As a sample self-play experiment, we have tested five different versions of Loki together, using different components of the betting strategy, for a 10,000 hand tournament (100,000 trials). We use the average bankroll of the two copies of each version as a metric for performance. The results can be seen in Figure 8.1 (note this is with a 2-4 betting structure). Player A used the entire betting strategy, and B, C, and D each lacked a particular feature (B did not use showdown odds, C did not use pot odds, and D did not use semi-bluffing). Finally, player E used the simple betting strategy from Figure 6.2 (only HSn is used). All five versions used a moderate tightness level, and generic opponent modeling to ensure reasonable weights.
This experiment reveals the danger of over-interpreting self-play simulations. It suggests that every feature except showdown odds is a gain, especially semi-bluffing. Player B won the tournament by a large margin suggesting that Loki is better off without the showdown odds feature. However, in practice this is often not the case. For example, in one long IRC session (4857 games) against a variety of human opponents, showdown odds were considered 883 times and used to call and continue playing 123 times. In these games, Loki later folded 30 times for a total cost of $108 (scaled to a betting structure of 2-4), won 6 games without a showdown, and won 37 of the 87 remaining hands that went to a showdown. The total winnings were $1221 and the total cost (of the initial call and later betting actions) was $818. Thus, the EV of showdown odds was a net gain of $3.28 per decision, or 1.64 small bets (the EV of a folding decision is $0 since there is no cost and there are no winnings). Although this was a good session, the EV for this feature was consistently positive in other sessions. In a longer set of 12,192 games, it was $0.72 per decision (or 0.36 small bets). Although the performance after the decision point is dependent on the performance of the betting strategy overall, Loki would have netted $0 in these situations, instead of a consistent gain, without showdown odds.
Showdown odds was originally added because Loki often over-estimated what its IRC opponents were holding. Bets were taken too seriously and EHS' would be just under the betting threshold. With showdown odds we will typically decide to play a hand which has a PPOT that is just under the calling threshold and an EHS' that is just under the betting threshold. When Loki over-estimates its opponents, showdown odds is usually a gain. However, in self-play, because it plays a very tight game (the other extreme), a bet is not taken seriously enough (EHS' is too high). So when we decide to play the showdown odds it is often a mistake. However, it will be profitable in an environment where opponents are frequently bluffing or otherwise betting too much.
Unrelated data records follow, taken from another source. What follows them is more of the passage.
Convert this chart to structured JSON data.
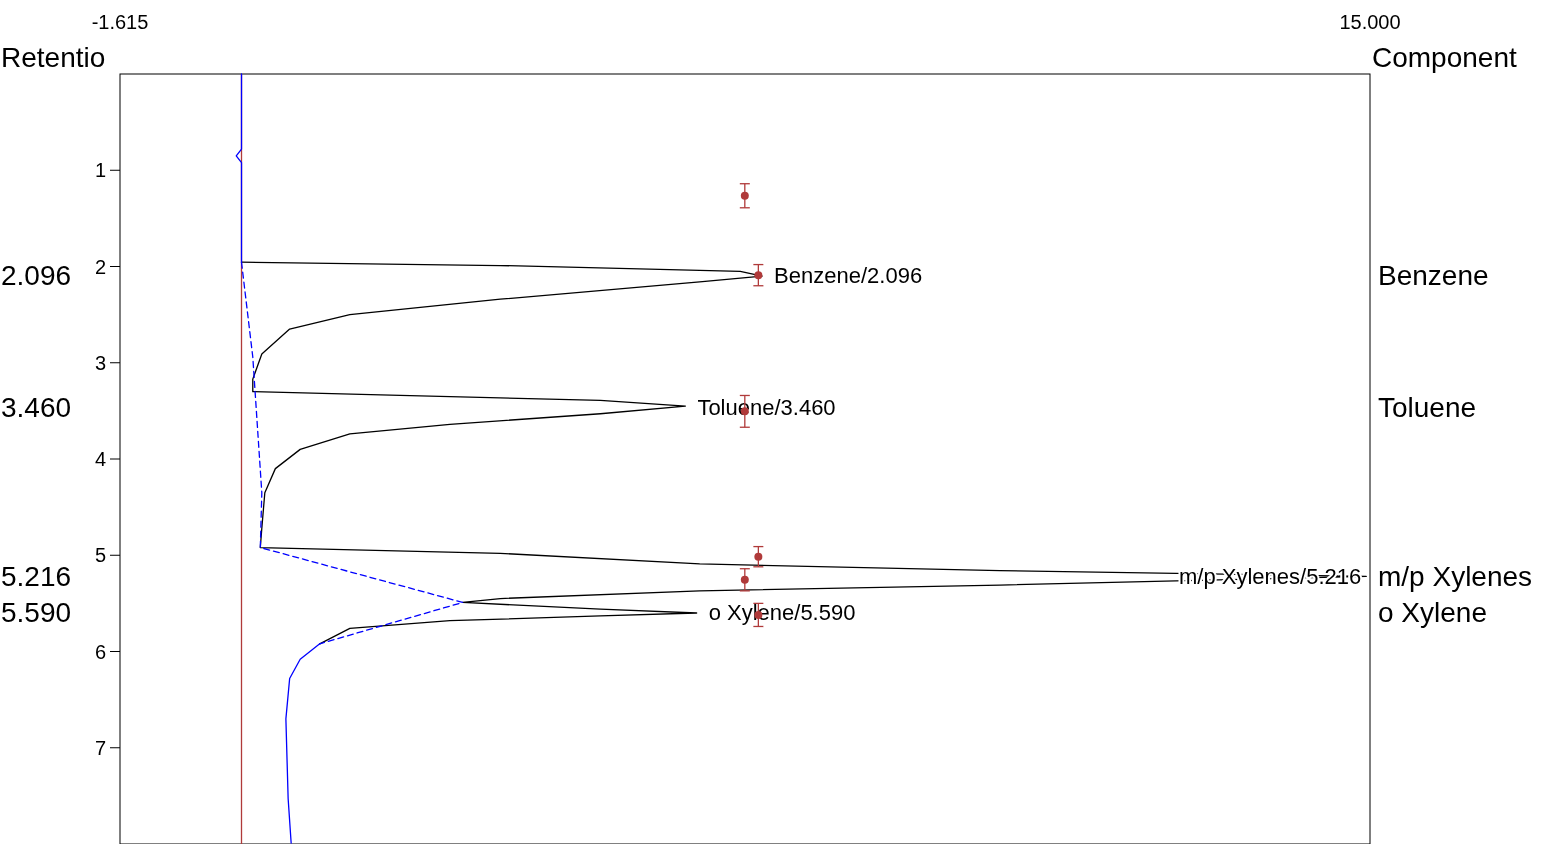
{
  "chart_data": {
    "type": "line",
    "orientation": "horizontal",
    "xlim": [
      -1.615,
      15
    ],
    "xticks": [
      {
        "value": -1.615,
        "label": "-1.615"
      },
      {
        "value": 15,
        "label": "15.000"
      }
    ],
    "ylim": [
      8,
      0
    ],
    "yticks": [
      1,
      2,
      3,
      4,
      5,
      6,
      7
    ],
    "y2label": "Component",
    "y3label": "Retentio",
    "y3lim": [
      8,
      0
    ],
    "y3ticks": [
      {
        "value": 2.096,
        "label": "2.096"
      },
      {
        "value": 3.46,
        "label": "3.460"
      },
      {
        "value": 5.216,
        "label": "5.216"
      },
      {
        "value": 5.59,
        "label": "5.590"
      }
    ],
    "ref_lines": [
      {
        "axis": "x",
        "value": 0,
        "color": "#b03a3a"
      }
    ],
    "series": [
      {
        "color": "#000000",
        "line_style": "solid",
        "x": [
          1.955,
          1.99,
          2.05,
          2.1,
          2.16,
          2.34,
          2.5,
          2.65,
          2.91,
          3.17,
          3.3,
          3.34,
          3.39,
          3.45,
          3.53,
          3.64,
          3.74,
          3.9,
          4.1,
          4.35,
          4.72,
          4.92,
          4.98,
          5.09,
          5.16,
          5.22,
          5.31,
          5.37,
          5.45,
          5.49,
          5.56,
          5.6,
          5.63,
          5.68,
          5.76,
          5.92
        ],
        "values": [
          0,
          3.44,
          6.63,
          6.92,
          6.09,
          3.44,
          1.44,
          0.64,
          0.27,
          0.15,
          0.15,
          2.11,
          4.77,
          5.9,
          4.77,
          2.77,
          1.44,
          0.78,
          0.45,
          0.31,
          0.27,
          0.25,
          3.44,
          6.09,
          10.08,
          14.95,
          10.08,
          6.09,
          3.44,
          2.94,
          4.77,
          6.05,
          4.77,
          2.77,
          1.44,
          1.04
        ]
      },
      {
        "color": "#0000ff",
        "line_style": "solid",
        "x": [
          0,
          0.78,
          0.85,
          0.92,
          1.5,
          1.955,
          3,
          5.92,
          6.08,
          6.28,
          6.7,
          7.53,
          7.99
        ],
        "values": [
          0,
          0,
          -0.07,
          0,
          0,
          0,
          null,
          1.04,
          0.78,
          0.64,
          0.59,
          0.62,
          0.66
        ]
      },
      {
        "type": "line",
        "color": "#0000ff",
        "line_style": "dashed",
        "x": [
          1.955,
          2.94,
          4.35,
          4.92,
          5.49,
          5.92
        ],
        "values": [
          0,
          0.15,
          0.27,
          0.25,
          2.94,
          1.04
        ]
      },
      {
        "type": "scatter",
        "color": "#b03a3a",
        "marker": "circle",
        "x": [
          1.265,
          2.09,
          3.505,
          5.015,
          5.255,
          5.62
        ],
        "values": [
          6.69,
          6.87,
          6.69,
          6.87,
          6.69,
          6.87
        ],
        "xerrors": [
          [
            1.14,
            1.39
          ],
          [
            1.98,
            2.2
          ],
          [
            3.34,
            3.67
          ],
          [
            4.91,
            5.12
          ],
          [
            5.14,
            5.37
          ],
          [
            5.5,
            5.74
          ]
        ]
      }
    ],
    "annotations": [
      {
        "text": "Benzene/2.096",
        "x": 6.92,
        "y": 2.096
      },
      {
        "text": "Toluene/3.460",
        "x": 5.9,
        "y": 3.46
      },
      {
        "text": "m/p Xylenes/5.216",
        "x": 14.95,
        "y": 5.216
      },
      {
        "text": "o Xylene/5.590",
        "x": 6.05,
        "y": 5.59
      },
      "Benzene",
      "Toluene",
      "m/p Xylenes",
      "o Xylene"
    ]
  }
}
To see the reverse of this effect (showdown odds as a winner in self-play), Figure 8.2 shows the results from an experiment between two copies of A (all features), two copies of B (no showdown odds), and six copies of BPL'. BPL (``Best Player Loose") is a loose non-modeling player, who uses all features of the betting strategy but with reduced thresholds for looser play. This player also uses a fixed weight array for all opponents regardless of their actions (since it performs no re-weighting, a ``reasonable" set of weights is much more realistic than uniform weights). BPL' is the same as BPL, except it ignores the number of opponents (uses HS1 instead of HSn in EHS calculations) for much more aggressive play. In this experiment, it is clear that using showdown odds resulted in a significant performance gain, although both A and B had a large advantage over BPL'.
Because we recognize that the present betting strategy is a potential limitation and is in need of re-designing, we are not particularly interested in the value of each particular feature. Since showdown odds is theoretically a gain (positive expected value) when the weights are accurate, this experiment shows the limitations of the present system and reinforces the need for good opponent modeling. The main focus of our experimentation is to examine the benefits and problems of opponent modeling, including the difference between generic and specific modeling.